In Cuba, where its use was first noticed, the finest tobacco in the world is still produced, notably in the province of Pinar del Rio. It is still something of a mystery as to what peculiar combination of soil, climate, or handling the unquestionable superiority of the Cuban leaf is due. For one thing it is grown in the open, without shade, and is never cured by artificial heat. Nor is the very excellent cigarette tobacco of Turkey ever artificially cured. But attempts to imitate the conditions under which these finest grades of tobacco are produced outside Cuba and Turkey have never been really successful, so that those countries have practical monopolies on the production of the finest cigars and cigarettes. The weed is cultivated nearly throughout the world, even Canada producing considerable quantities, but the best kinds and greatest production is in warmer regions. It is second only to the sugar crop in Cuba, and the United States produces over one-third the world’s total supply. Immense quantities are grown, however, in India and Sumatra, and in the Philippines.

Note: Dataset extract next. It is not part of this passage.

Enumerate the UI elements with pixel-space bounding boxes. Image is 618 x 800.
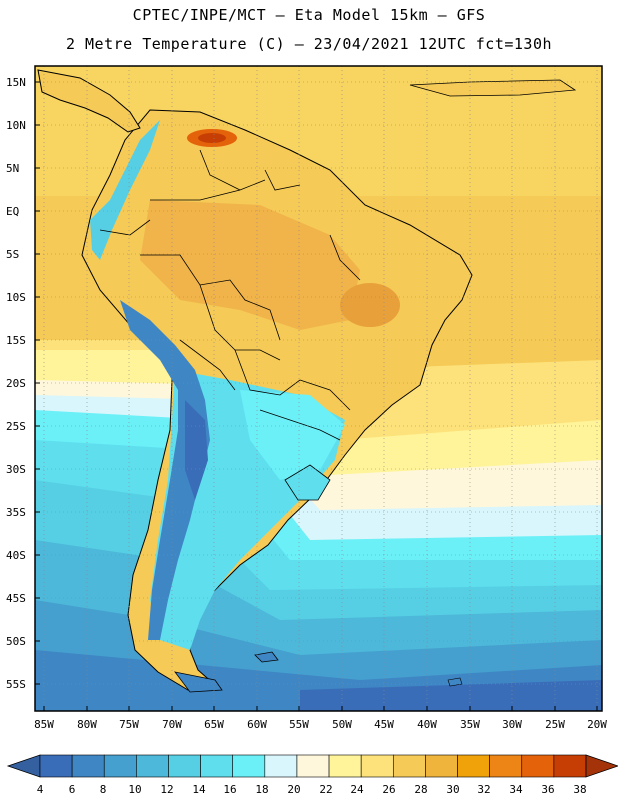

Perhaps the most unusual and localized conditions of climate and subsequent handling are found in the production of perique tobacco. All the world’s supply is grown on a ridge at Grand Point, in the parish of St. James, Louisiana. The leaves are subjected to great pressure and the expressed juice, after oxidation, is reabsorbed by the leaves after the pressure is removed. The peculiar flavor is apparently due to this and to the damp climate. Perique is now used throughout the world as an ingredient of the better kinds of pipe tobacco.

The diseases and breeding of different strains of tobacco are commercial factors of tremendous importance to the industry. With a yearly value of well over two billions of dollars, the crop is one of the most important plant products, outside of foods. The capital invested in America alone is over five hundred million dollars.